Dropping the old role, in order Link to heading
Retiring the old per-service login came last, and the order mattered in three places.
Ownership had to be fully moved first. DROP ROLE refuses while the role still owns an object or holds a grant, and it lists every dependency it finds. The pg_shdepend sweep had to return no owner rows before I tried, the same reason I stopped trusting the table count.
The migration tooling connects as one fixed role and manages each service’s objects, so it needed membership in the new owning role to set default privileges on the new owner’s tables. The old role was already a member of the new one from the transition. Adding the reverse membership on top makes a cycle that Postgres rejects, so I reversed the direction in two steps: revoke the old role’s membership in the new one, then grant the new owning role membership in the connection role.
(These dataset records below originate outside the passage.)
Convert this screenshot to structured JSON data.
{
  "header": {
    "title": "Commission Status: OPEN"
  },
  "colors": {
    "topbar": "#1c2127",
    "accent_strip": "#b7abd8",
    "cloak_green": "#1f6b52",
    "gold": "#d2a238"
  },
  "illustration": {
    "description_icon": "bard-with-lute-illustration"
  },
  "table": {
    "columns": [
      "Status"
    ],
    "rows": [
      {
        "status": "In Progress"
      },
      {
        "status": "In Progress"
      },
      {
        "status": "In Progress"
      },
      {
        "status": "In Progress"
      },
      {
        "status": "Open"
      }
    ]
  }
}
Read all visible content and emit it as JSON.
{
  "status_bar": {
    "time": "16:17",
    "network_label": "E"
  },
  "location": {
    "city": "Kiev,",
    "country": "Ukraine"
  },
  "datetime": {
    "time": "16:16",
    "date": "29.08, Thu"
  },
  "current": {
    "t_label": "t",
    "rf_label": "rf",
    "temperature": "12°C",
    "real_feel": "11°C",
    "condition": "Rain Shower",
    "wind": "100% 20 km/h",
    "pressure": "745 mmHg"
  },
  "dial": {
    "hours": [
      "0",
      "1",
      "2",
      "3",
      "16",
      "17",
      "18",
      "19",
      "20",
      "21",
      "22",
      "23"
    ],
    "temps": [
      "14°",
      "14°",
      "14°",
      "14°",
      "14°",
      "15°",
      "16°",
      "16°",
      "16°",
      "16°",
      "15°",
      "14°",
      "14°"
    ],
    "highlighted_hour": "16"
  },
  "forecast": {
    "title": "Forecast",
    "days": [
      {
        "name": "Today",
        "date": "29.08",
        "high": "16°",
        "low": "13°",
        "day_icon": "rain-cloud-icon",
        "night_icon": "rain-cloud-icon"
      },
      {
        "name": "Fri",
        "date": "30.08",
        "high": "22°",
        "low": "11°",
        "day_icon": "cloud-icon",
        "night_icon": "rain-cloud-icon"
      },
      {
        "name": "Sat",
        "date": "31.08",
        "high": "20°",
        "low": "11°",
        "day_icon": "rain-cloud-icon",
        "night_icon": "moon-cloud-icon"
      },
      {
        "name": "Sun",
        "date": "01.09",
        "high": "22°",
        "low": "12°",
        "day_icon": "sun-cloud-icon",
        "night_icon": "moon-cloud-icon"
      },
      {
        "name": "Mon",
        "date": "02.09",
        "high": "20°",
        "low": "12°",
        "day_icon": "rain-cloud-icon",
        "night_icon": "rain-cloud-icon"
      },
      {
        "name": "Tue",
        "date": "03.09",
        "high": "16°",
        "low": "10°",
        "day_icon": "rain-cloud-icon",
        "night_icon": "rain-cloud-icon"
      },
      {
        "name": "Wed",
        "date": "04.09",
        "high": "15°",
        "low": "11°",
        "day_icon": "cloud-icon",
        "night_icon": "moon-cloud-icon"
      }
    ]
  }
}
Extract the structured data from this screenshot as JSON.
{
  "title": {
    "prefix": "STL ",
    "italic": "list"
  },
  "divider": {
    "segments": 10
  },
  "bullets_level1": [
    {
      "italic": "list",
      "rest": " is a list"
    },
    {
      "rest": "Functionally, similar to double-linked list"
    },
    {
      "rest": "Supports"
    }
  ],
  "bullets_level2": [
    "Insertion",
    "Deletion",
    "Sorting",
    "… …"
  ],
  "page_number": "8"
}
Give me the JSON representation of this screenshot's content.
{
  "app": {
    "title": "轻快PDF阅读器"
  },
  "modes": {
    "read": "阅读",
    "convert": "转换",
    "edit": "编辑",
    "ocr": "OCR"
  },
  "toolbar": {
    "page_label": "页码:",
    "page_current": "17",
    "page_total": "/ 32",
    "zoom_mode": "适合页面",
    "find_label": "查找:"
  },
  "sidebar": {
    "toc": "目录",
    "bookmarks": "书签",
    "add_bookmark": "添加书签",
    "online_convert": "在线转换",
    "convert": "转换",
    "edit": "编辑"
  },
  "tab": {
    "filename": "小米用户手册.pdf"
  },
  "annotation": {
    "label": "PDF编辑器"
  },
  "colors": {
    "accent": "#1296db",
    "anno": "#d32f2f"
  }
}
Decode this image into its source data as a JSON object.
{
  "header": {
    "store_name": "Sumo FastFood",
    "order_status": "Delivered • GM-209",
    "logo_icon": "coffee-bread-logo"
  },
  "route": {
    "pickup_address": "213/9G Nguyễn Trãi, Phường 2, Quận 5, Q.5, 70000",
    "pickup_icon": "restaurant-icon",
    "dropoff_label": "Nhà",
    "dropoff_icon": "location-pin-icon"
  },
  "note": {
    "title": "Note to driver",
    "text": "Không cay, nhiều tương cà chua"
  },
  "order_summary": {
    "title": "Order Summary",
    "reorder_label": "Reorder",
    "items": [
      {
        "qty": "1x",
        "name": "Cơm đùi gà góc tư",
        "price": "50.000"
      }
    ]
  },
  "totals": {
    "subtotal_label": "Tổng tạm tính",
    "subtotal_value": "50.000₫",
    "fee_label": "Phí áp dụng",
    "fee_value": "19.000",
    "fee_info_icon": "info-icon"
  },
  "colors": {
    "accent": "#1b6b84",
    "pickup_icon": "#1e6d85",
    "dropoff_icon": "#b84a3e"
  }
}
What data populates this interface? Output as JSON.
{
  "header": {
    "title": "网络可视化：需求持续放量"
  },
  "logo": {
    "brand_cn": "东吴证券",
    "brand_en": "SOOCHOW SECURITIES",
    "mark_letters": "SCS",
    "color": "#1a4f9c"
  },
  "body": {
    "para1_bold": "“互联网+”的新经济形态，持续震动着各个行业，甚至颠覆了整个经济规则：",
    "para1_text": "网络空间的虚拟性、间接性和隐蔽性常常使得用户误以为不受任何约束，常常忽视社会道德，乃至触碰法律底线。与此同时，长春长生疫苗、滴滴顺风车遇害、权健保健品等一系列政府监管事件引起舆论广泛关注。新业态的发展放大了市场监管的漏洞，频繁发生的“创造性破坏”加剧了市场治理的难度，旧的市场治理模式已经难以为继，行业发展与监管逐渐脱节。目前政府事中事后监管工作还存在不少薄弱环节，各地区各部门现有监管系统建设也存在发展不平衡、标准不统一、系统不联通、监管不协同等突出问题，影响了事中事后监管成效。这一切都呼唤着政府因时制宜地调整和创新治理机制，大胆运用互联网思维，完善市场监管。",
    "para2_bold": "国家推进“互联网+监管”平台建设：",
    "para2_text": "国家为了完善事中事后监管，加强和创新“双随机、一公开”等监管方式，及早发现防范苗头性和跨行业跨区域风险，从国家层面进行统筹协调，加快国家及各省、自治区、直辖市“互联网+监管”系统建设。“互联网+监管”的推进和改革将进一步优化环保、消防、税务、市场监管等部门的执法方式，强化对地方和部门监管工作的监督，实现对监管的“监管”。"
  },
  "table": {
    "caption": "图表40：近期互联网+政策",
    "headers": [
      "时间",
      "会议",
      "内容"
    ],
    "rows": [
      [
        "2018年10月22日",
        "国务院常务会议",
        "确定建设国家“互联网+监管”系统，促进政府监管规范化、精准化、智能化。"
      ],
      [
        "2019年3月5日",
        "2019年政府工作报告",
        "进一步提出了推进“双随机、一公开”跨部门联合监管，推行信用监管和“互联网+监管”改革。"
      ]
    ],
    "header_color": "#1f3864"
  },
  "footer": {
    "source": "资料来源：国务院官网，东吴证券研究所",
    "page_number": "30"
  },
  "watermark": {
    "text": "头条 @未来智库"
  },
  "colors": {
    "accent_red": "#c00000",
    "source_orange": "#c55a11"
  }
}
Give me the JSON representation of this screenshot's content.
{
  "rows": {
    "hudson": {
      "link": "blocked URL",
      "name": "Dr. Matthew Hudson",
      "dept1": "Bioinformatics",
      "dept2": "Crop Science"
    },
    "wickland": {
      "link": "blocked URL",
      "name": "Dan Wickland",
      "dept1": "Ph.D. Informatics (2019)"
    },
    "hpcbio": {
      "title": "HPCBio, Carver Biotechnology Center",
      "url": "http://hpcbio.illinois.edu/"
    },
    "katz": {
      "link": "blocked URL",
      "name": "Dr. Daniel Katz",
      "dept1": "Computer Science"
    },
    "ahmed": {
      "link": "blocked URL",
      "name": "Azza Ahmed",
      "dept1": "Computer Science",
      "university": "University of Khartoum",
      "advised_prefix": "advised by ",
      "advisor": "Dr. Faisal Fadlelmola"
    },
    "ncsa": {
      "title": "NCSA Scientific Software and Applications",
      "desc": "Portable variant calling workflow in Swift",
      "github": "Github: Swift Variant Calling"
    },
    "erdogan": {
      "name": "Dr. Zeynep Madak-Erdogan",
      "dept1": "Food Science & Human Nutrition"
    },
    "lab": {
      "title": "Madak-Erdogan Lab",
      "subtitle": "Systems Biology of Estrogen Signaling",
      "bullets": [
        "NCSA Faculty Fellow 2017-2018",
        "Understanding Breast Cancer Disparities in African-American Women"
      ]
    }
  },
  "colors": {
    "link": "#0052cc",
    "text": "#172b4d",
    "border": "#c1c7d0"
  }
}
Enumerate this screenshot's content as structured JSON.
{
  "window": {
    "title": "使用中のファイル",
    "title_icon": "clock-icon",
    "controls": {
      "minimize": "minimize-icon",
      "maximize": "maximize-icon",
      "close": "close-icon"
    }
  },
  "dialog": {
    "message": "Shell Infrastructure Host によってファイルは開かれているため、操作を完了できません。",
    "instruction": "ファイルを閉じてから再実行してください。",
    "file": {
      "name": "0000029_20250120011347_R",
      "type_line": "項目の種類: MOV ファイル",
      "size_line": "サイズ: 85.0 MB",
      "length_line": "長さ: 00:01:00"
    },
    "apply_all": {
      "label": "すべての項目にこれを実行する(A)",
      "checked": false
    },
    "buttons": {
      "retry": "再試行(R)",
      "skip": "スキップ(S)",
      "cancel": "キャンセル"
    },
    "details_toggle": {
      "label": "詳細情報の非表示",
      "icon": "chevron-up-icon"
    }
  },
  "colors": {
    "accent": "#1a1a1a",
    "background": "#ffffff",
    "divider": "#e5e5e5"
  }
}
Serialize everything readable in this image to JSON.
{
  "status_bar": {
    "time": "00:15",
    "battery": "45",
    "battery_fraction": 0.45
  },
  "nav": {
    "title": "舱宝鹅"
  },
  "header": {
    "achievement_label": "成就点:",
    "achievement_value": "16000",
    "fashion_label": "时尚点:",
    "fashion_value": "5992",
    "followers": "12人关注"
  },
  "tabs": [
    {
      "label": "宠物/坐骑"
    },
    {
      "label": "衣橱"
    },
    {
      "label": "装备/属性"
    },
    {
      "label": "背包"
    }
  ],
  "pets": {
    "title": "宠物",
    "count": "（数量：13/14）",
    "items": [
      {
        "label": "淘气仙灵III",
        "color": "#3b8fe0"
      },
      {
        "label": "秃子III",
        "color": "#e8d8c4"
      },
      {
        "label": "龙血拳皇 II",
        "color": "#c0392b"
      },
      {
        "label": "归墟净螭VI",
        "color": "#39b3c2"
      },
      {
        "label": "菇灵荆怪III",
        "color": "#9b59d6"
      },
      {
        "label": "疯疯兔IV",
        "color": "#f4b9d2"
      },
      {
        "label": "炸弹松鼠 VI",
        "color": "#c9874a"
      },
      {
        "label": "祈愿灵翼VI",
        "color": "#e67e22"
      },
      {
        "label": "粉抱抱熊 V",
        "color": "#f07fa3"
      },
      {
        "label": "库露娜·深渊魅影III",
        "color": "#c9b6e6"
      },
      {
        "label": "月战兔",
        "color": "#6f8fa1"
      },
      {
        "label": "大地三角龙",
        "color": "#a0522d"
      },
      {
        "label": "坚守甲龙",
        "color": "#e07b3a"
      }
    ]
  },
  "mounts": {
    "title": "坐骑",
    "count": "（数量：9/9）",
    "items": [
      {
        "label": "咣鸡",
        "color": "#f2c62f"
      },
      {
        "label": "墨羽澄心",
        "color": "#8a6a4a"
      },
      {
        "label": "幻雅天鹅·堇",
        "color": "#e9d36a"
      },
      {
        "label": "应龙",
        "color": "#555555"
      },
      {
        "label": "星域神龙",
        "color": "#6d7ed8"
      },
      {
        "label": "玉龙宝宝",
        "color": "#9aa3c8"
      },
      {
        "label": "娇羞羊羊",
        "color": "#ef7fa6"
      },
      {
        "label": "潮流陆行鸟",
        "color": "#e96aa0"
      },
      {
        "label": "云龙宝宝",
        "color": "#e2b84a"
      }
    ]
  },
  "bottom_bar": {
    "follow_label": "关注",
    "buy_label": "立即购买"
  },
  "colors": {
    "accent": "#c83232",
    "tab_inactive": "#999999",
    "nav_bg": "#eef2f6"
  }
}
The login is managed outside Postgres, by something like an IAM directory, and deleting it there drops the underlying role. Dropping a role also strips its membership grants. Run as one step, the role can disappear before the membership revoke executes, and the revoke then errors on a role that no longer exists. I revoke the memberships first while the role still exists, then delete the user.
My approach now Link to heading
I run this lowest environment first, one at a time. A short lock_timeout and a retry loop keep the live reassign from blocking traffic, so the application stays up. I reach for REASSIGN OWNED first, because it moves every object class and I cannot forget one. When a publication or a shared database forces the per-object path, I treat a non-empty owner result from the sweep as unfinished. By the time production runs, a lower environment has already shown me what breaks.